26. Calculate the pH of a buffer solution that is 0.050 M in benzoic acid \( \left(\mathrm{HC}_{7} \mathrm{H}_{5} \mathrm{O}_{2}, \mathrm{~K}_{\mathrm{a}}=6.5 \times 10^{-5}\right) \) and 0.150 M in sodium benzoate \( \left(\mathrm{NaC}_{7} \mathrm{H}_{5} \mathrm{O}_{2}\right) \). \[ \mathrm{HC}_{7} \mathrm{H}_{5} \mathrm{O}_{2}(\mathrm{aq})+\mathrm{H}_{2} \mathrm{O}(\mathrm{I}) \rightleftharpoons \mathrm{NaC}_{7} \mathrm{H}_{5} \mathrm{O}_{2}(\mathrm{aq})+\mathrm{OH}-(\mathrm{aq}) \] A. 4.19 B. 4.66 C. 3.71 D. 9.81

To calculate the pH of the buffer solution containing benzoic acid and sodium benzoate, we can utilize the Henderson-Hasselbalch equation: \[ \text{pH} = \text{p}K_a + \log\left(\frac{[\text{A}^-]}{[\text{HA}]}\right) \] Here, \( [\text{A}^-] \) is the concentration of the base (sodium benzoate) and \( [\text{HA}] \) is the concentration of the acid (benzoic acid).

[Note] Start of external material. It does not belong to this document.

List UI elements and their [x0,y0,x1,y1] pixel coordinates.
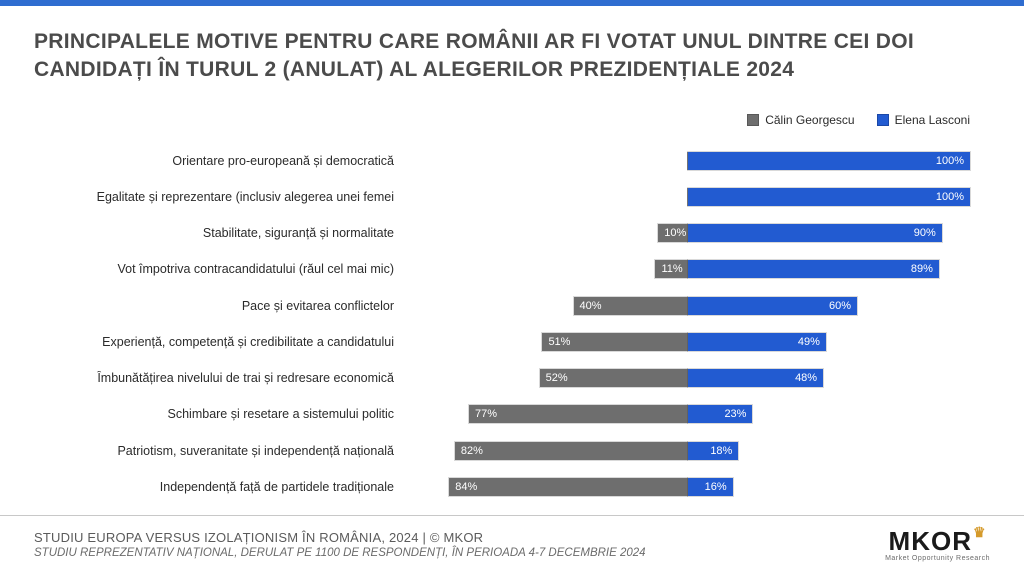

First, we need to find \( pK_a \): \[ pK_a = -\log(K_a) = -\log(6.5 \times 10^{-5}) \approx 4.187 \] Next, plug in the concentrations of sodium benzoate and benzoic acid into the Henderson-Hasselbalch equation: \[ \text{pH} = 4.187 + \log\left(\frac{0.150}{0.050}\right) = 4.187 + \log(3) \approx 4.187 + 0.477 \approx 4.66 \] Thus, the pH of the buffer solution is approximately **4.66** (Option B). ### Fun Fact: Buffers are nature's way of keeping things balanced! Imagine your body—like a tightrope walker trying to maintain equilibrium. Buffers help your blood maintain a stable pH, ensuring you stay healthy and functioning well. ### Real-World Application: Have you ever added vinegar to a baking soda mix? That fizzing reaction is a bit like a buffer at work! The acidity of acetic acid in vinegar interacts with the basic sodium bicarbonate, creating a fun, bubbly explosion while helping keep the pH more stable during baking. Buffers are everywhere, from your kitchen to your biology, and they keep things in check!